NEW historical finds from an archaeological dig site at Cannington are believed to go as far back as the 10th century.
Villagers living near Cannington Court, which is currently being restored by EDF Energy in partnership with Bridgwater College, were given an exclusive glimpse at the site last week.
During construction work for the new Brassage building, the post-medieval main approach to Cannington Court, dated to around the 18th to 19th centuries, was revealed.
Pottery from the 10th to 12th centuries and a large fragment of a mill stone were also discovered, alongside earlier medieval buildings, water culverts and floor surfaces - the earliest of which dates to the 11th century.
Laura Joyner, of Wessex Archaeology, told the Mercury: “The most interesting thing we’ve found is a pottery fragment which dates between the 10th and 12th century. It was found under an ancient wall.
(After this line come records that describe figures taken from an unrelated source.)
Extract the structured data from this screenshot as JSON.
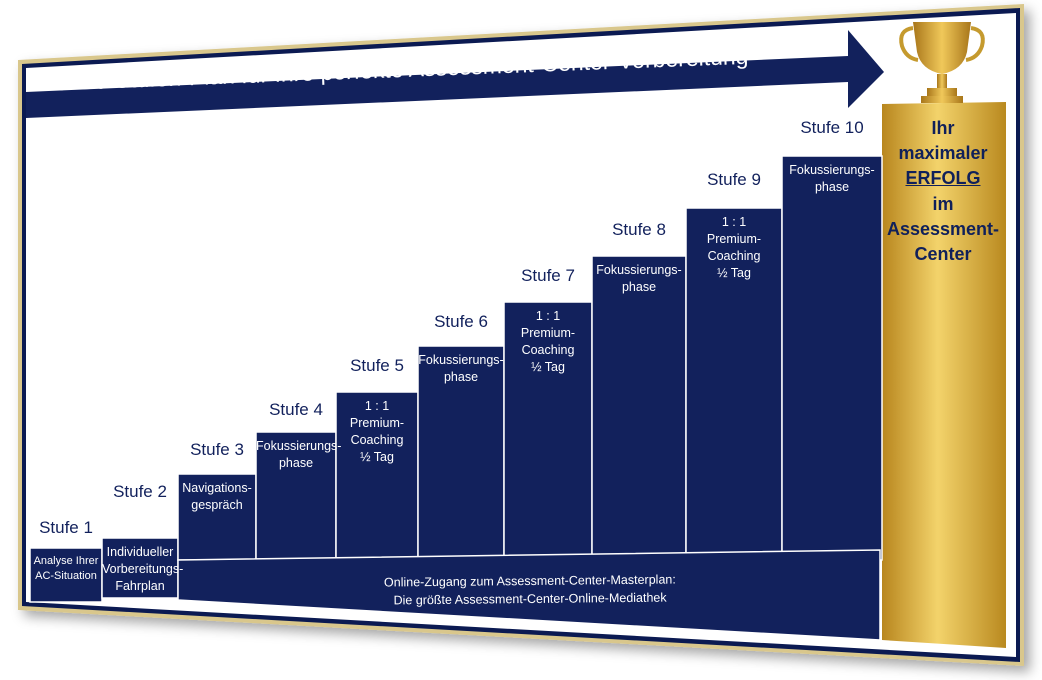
{
  "title": "Der 10-Stufen-Plan für Ihre perfekte Assessment-Center-Vorbereitung",
  "colors": {
    "navy": "#12215c",
    "gold": "#d4ad3a",
    "frame": "#0b1a52"
  },
  "steps": [
    {
      "name": "Stufe 1",
      "text": "Analyse Ihrer\nAC-Situation"
    },
    {
      "name": "Stufe 2",
      "text": "Individueller\nVorbereitungs-\nFahrplan"
    },
    {
      "name": "Stufe 3",
      "text": "Navigations-\ngespräch"
    },
    {
      "name": "Stufe 4",
      "text": "Fokussierungs-\nphase"
    },
    {
      "name": "Stufe 5",
      "text": "1 : 1\nPremium-\nCoaching\n½ Tag"
    },
    {
      "name": "Stufe 6",
      "text": "Fokussierungs-\nphase"
    },
    {
      "name": "Stufe 7",
      "text": "1 : 1\nPremium-\nCoaching\n½ Tag"
    },
    {
      "name": "Stufe 8",
      "text": "Fokussierungs-\nphase"
    },
    {
      "name": "Stufe 9",
      "text": "1 : 1\nPremium-\nCoaching\n½ Tag"
    },
    {
      "name": "Stufe 10",
      "text": "Fokussierungs-\nphase"
    }
  ],
  "base": {
    "line1": "Online-Zugang zum Assessment-Center-Masterplan:",
    "line2": "Die größte Assessment-Center-Online-Mediathek"
  },
  "goal": {
    "line1": "Ihr",
    "line2": "maximaler",
    "line3": "ERFOLG",
    "line4": "im",
    "line5": "Assessment-",
    "line6": "Center"
  },
  "trophy_icon": "trophy-icon"
}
“A nunnery was situated on the site and it was self-sufficient, contained within the walls. Ladies from the gentry would have come here on holidays or to retire, so the people would have been wealthy.
“What’s interesting is there are a lot of scandals hidden in the archives relating to the nunnery, such as accounts of nuns becoming pregnant.”
The finds will now be cleaned, examined, labelled and shipped off to the county repository, most likely Somerset Heritage Centre in Taunton.
Colin Allen, chairman of Cannington Parish Council, said: “Once we told people there was going to be an exhibition at the dig site, there was a lot of interest from residents.
“There’s a lot of history in Cannington and we share that interest as a community. It would be nice to have some if the pieces returned to be displayed here.”
It is hoped EDF will display some at the site, which it will lease from Bridgwater College, turning Cannington Court into EDF Energy’s UK company-wide training facility.
Marc Coltelli, head of campus project for EDF Energy, said: “EDF Energy is very excited about this important find at Cannington Court.
“As part of our sustainability ambitions we are keen to preserve the heritage of this wonderful building as we create a state of the art training centre for all our employees in the UK.”
Conservation work using stone masonry, carpentry, joinery, roofing, leadwork, glazing and lime rendering, has already been carried out, with the new training centre due to be fully operational in 2014.